King Township is committed to keeping business supported and informed during the pandemic.
January 7, 2021 - Ontario Providing Supports for Small Businesses, Workers and Families
Province’s plan includes $10,000 grant for eligible small businesses and additional electricity-rate relief.
The Ontario government is providing targeted relief for businesses and people impacted by the current public health measures aimed at blunting the spread of the Omicron variant. As part of this plan, the government is introducing a $10,000 grant for eligible businesses that are subject to closures under the modified Step Two of the Roadmap to Reopen and is providing additional electricity-rate relief for businesses, as well as workers and families spending more time at home.
“Our government understands that public health measures needed to blunt the spread of the Omicron variant are impacting the lives and livelihoods of small businesses, workers and families across Ontario,” said Peter Bethlenfalvy, Minister of Finance. “Since the first day of the pandemic, we have provided unprecedented levels of support to protect people, jobs and our economy. We will continue to deliver on that commitment.”
As part of a comprehensive plan to support workers and businesses, the government is announcing an Ontario COVID-19 Small Business Relief Grant for small businesses that are subject to closure under the modified Step Two of the Roadmap to Reopen. It will provide eligible small businesses with a grant payment of $10,000.

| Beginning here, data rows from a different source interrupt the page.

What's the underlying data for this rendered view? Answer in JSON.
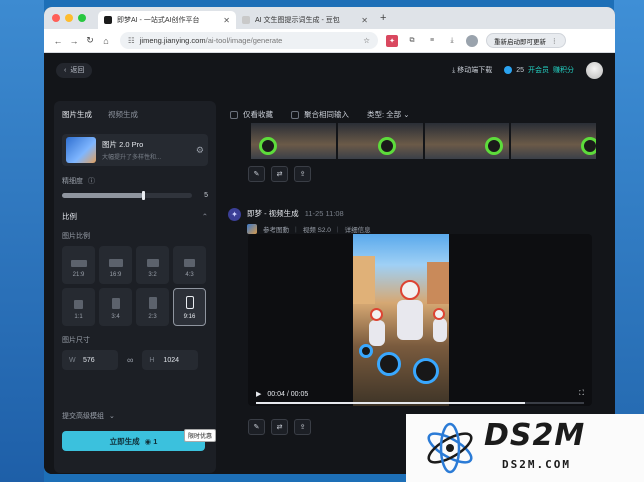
{
  "browser": {
    "tabs": [
      {
        "label": "即梦AI - 一站式AI创作平台",
        "favicon_color": "#1b1b1b"
      },
      {
        "label": "AI 文生图提示词生成 - 豆包",
        "favicon_color": "#e5e5e5"
      }
    ],
    "url_host": "jimeng.jianying.com",
    "url_path": "/ai-tool/image/generate",
    "update_label": "重新启动即可更新",
    "traffic_colors": [
      "#ff5f57",
      "#febc2e",
      "#28c840"
    ]
  },
  "header": {
    "back_label": "返回",
    "download_label": "移动端下载",
    "credits": "25",
    "member_label": "开会员",
    "points_label": "赚积分"
  },
  "sidebar": {
    "tabs": [
      "图片生成",
      "视频生成"
    ],
    "active_tab": 0,
    "model_name": "图片 2.0 Pro",
    "model_desc": "大幅提升了多样性和...",
    "detail_label": "精细度",
    "detail_value": "5",
    "detail_level": 0.62,
    "ratio_section": "比例",
    "ratio_label": "图片比例",
    "ratios": [
      {
        "label": "21:9",
        "selected": false
      },
      {
        "label": "16:9",
        "selected": false
      },
      {
        "label": "3:2",
        "selected": false
      },
      {
        "label": "4:3",
        "selected": false
      },
      {
        "label": "1:1",
        "selected": false
      },
      {
        "label": "3:4",
        "selected": false
      },
      {
        "label": "2:3",
        "selected": false
      },
      {
        "label": "9:16",
        "selected": true
      }
    ],
    "size_label": "图片尺寸",
    "width_key": "W",
    "width_value": "576",
    "height_key": "H",
    "height_value": "1024",
    "advanced_label": "提交高级模组",
    "generate_label": "立即生成",
    "generate_cost": "1",
    "tooltip": "限时优惠"
  },
  "main": {
    "filter_fav": "仅看收藏",
    "filter_merge": "聚合相同输入",
    "filter_type": "类型: 全部",
    "record_title": "即梦 - 视频生成",
    "record_time": "11-25 11:08",
    "meta_ref": "参考图動",
    "meta_model": "视频 S2.0",
    "meta_detail": "详细信息",
    "video_time": "00:04 / 00:05",
    "video_progress": 0.82
  },
  "watermark": {
    "big": "DS2M",
    "small": "DS2M.COM"
  }
}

Eligible small businesses include:
- Restaurants and bars;
- Facilities for indoor sports and recreational fitness activities (including fitness centres and gyms);
- Performing arts and cinemas;
- Museums, galleries, aquariums, zoos, science centres, landmarks, historic sites, botanical gardens and similar attractions;
- Meeting or event spaces;
- Tour and guide services;
- Conference centres and convention centres;
- Driving instruction for individuals; and
- Before- and after- school programs.
Eligible businesses that qualified for the Ontario Small Business Support Grant and that are subject to closure under modified Step Two of the Roadmap to Reopen will be pre-screened to verify eligibility and will not need to apply to the new program. Newly established and newly eligible small businesses will need to apply once the application portal opens in the coming weeks. Small businesses that qualify can expect to receive their payment in February.

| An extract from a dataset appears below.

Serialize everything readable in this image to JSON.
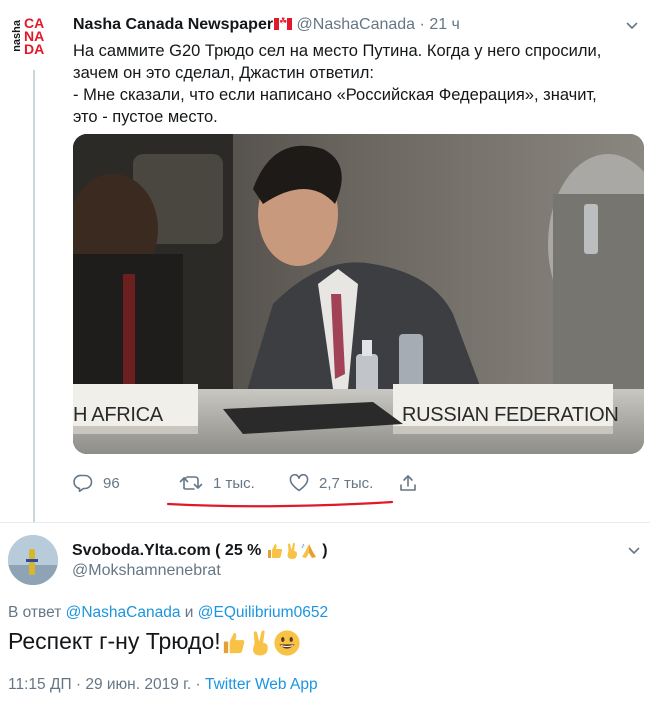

The Ontario government is also providing electricity-rate relief to support small businesses, as well as workers and families spending more time at home while the province is in Modified Step Two. For 21 days starting at 12:01 am on Tuesday, January 18, 2022, electricity prices will be set 24 hours a day at the current off-peak rate of 8.2 cents per kilowatt-hour, which is less than half the cost of the current on-peak rate. The off-peak rate will apply automatically to residential, small businesses and farms who pay regulated rates set by the Ontario Energy Board and get a bill from a utility and will benefit customers on both Time-of-Use and Tiered rate plans.
January 3, 2021 - Ontario Temporarily Moving to Modified Step Two of the Roadmap to Reopen
In response to recent trends that show an alarming increase in COVID-19 hospitalizations, the Ontario government, in consultation with the Chief Medical Officer of Health, is temporarily moving the province into Step Two of its Roadmap to Reopen with modifications that take into account the province’s successful vaccination efforts. These time-limited measures will help blunt transmission and prevent hospitals from becoming overwhelmed as the province continues to accelerate its booster dose rollout. As part of the province’s response to the Omicron variant, starting January 5, students will pivot to remote learning with free emergency child care planned for school-aged children of health care and other eligible frontline workers.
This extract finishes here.